The contrast between these examples is artificially extreme and, in practice, the discrepancy between a model and its data is explained by a mixture of model risk and prediction error. What then is the ideal balance between the two? The weather example shows how a model that claims, and often achieves, great precision can be unrevealing at best and useless or misleading at worst: the model is 'exactly wrong'. On the other hand, the coin toss example shows that an imprecise model may be the best we should seek: the model is 'vaguely right'. The famous epigram 'it is better to be vaguely right than exactly wrong' [3] was revived by commentators of the recent credit crisis, who agreed that, in choosing credit risk models, model risk should have been given as much attention as model accuracy.
Model risk is clearly important: how then can it be assessed and managed in practice? I believe model risk should be assessed in detail at the point of model development and model review, when the data and model are fresh, the model assumptions and weaknesses are clear, and the mechanisms to manage and monitor model risk are all at hand. My experience shows that such a bottom up approach can be done routinely for Banking Book Credit Risk Models, alongside the model review process, following stages familiar to classic risk management: identify, impact, action, monitor.
To follow this approach, we start with a taxonomy and checklist to survey and describe the model risks, covering the model's assumptions, data and infrastructure weaknesses, methodology weaknesses, review issues and so on.
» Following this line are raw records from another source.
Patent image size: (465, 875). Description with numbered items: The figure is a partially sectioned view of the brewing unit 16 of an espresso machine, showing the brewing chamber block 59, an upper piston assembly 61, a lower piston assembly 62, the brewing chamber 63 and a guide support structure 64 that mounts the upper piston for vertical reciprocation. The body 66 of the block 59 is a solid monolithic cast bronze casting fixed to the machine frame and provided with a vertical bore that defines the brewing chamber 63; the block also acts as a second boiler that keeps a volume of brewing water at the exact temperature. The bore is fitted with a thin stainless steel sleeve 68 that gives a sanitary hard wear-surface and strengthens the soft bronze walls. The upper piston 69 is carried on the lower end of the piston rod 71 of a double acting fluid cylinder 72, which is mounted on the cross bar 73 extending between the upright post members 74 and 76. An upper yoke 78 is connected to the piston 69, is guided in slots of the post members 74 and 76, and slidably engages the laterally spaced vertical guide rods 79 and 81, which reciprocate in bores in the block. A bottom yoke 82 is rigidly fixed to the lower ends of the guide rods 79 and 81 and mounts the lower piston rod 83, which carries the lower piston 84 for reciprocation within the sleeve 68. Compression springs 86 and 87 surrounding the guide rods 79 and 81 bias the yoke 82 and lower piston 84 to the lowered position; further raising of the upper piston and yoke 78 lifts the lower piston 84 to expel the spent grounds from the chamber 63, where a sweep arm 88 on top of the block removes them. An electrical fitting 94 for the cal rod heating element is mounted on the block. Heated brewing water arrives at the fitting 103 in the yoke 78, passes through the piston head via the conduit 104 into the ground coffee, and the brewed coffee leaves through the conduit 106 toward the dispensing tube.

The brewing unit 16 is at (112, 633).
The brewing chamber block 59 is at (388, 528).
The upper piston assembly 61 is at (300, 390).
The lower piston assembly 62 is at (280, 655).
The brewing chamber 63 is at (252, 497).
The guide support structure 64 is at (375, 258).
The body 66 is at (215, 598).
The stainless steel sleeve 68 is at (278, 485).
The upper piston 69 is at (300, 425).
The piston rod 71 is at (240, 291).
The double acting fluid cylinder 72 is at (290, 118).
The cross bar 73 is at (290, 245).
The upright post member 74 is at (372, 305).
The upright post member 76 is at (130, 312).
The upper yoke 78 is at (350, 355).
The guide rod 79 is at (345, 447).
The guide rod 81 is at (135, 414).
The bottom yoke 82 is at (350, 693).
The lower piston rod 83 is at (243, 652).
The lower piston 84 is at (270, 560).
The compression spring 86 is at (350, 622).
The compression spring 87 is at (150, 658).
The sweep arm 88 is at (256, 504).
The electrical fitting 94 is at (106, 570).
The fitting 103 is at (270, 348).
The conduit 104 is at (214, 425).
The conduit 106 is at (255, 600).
Such identification leads us to ask how the model would be different if the assumption changed, the weakness showed, or the gap was filled or filled differently. These questions of model sensitivity should be expressed quantitatively, however roughly, and in my experience almost all model risks, however qualitative they appear at first, can be captured as one or several quantitative 'what if ?' questions. Then these rough sensitivities are refined realistically and combined: are the model risks independent, or do some model risks amplify each other, or tend to counteract or absorb each other?
Finally, now we understand the impact of the model risks, we are in a position to propose actions and monitoring. Conservatism is frequently applied in regulatory models, and the quantified sensitivities provide precise proposals for conservatism. But this is not the only model risk management tool in a box which includes monitoring, restricted usage, heightened governance, and model or data quality improvements.
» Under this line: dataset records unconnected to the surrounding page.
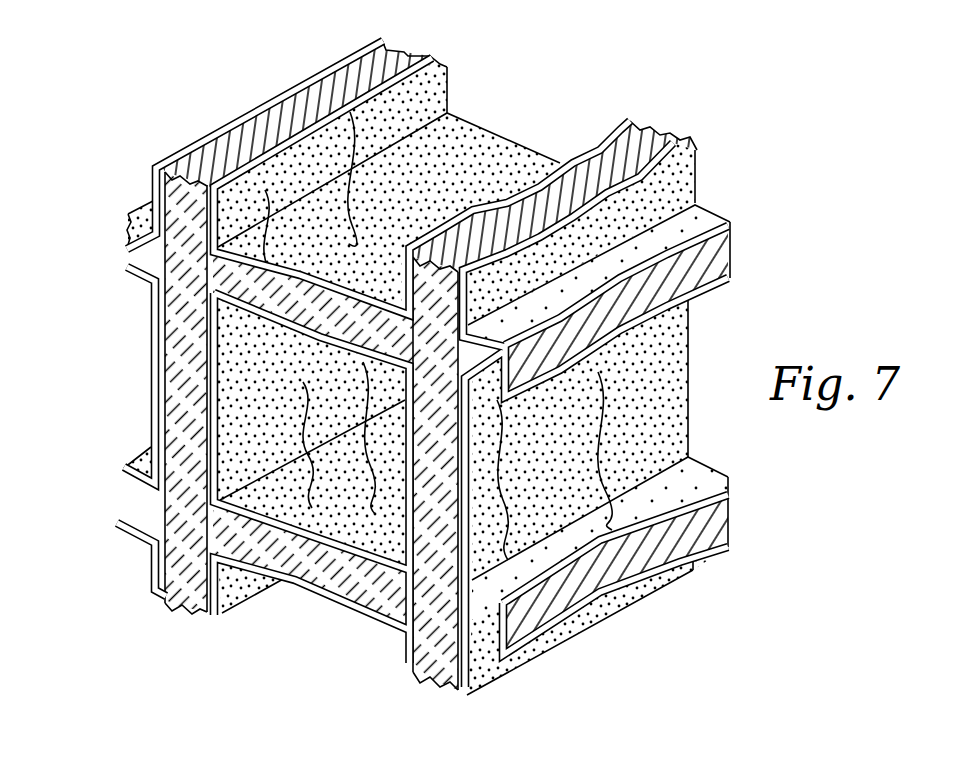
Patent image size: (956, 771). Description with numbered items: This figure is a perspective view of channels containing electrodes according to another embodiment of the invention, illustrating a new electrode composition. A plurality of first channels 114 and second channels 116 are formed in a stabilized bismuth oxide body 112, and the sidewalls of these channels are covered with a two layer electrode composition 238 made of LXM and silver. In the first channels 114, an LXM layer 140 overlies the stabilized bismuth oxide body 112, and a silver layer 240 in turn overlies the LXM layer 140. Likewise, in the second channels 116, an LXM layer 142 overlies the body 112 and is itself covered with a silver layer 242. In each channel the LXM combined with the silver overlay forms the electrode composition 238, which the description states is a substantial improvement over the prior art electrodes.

The stabilized bismuth oxide body 112 is at (120, 495).
The first channels 114 is at (150, 412).
The second channels 116 is at (100, 625).
The LXM layer 140 is at (517, 553).
The LXM layer 142 is at (348, 190).
The two layer electrode composition 238 is at (412, 373).
The silver layer 240 is at (617, 522).
The silver layer 242 is at (487, 197).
Such an approach pays back in benefits immediately. We've quantified our confidence in the model; we know its limits, weaknesses and gaps quantitatively; and we are managing these constructively and proportionately. Also we communicate the model limitations transparently and consistently to users, managers and regulators: limitations that are critical to understand if the model is to be used appropriately in a post-crisis risk world.
In conclusion, model risk is universal and as important as model accuracy. It is invoked by much recent criticism of model use in risk management, and is our key to a positive response to such criticism. To make this work in practice, model risk can be assessed at point of model development, giving direct benefits for the management and use of risk models.
References
[1] The Turner Review. A regulatory response to the global banking crisis. FSA March 2009
[2] The Dog and the Frisbee. Andrew G Haldane and Vasileios Madouros, Bank of England. Speech given at Federal Reserve Bank of Kansas City's 36th economic policy symposium, "The Changing Policy Landscape", Jackson Hole, Wyoming, August 2012
[3] attr Keynes, but in fact Carveth Read. Logic, deductive and inductive (1898)
Alan Forrest is a manager in the Group Risk Analytics Independent Model Validation Team, RBS Group. He specialises in Basel 2 Credit Risk Model Review with particular interests in Model Risk, Cyclicality, Stress Testing and Low Default Portfolios.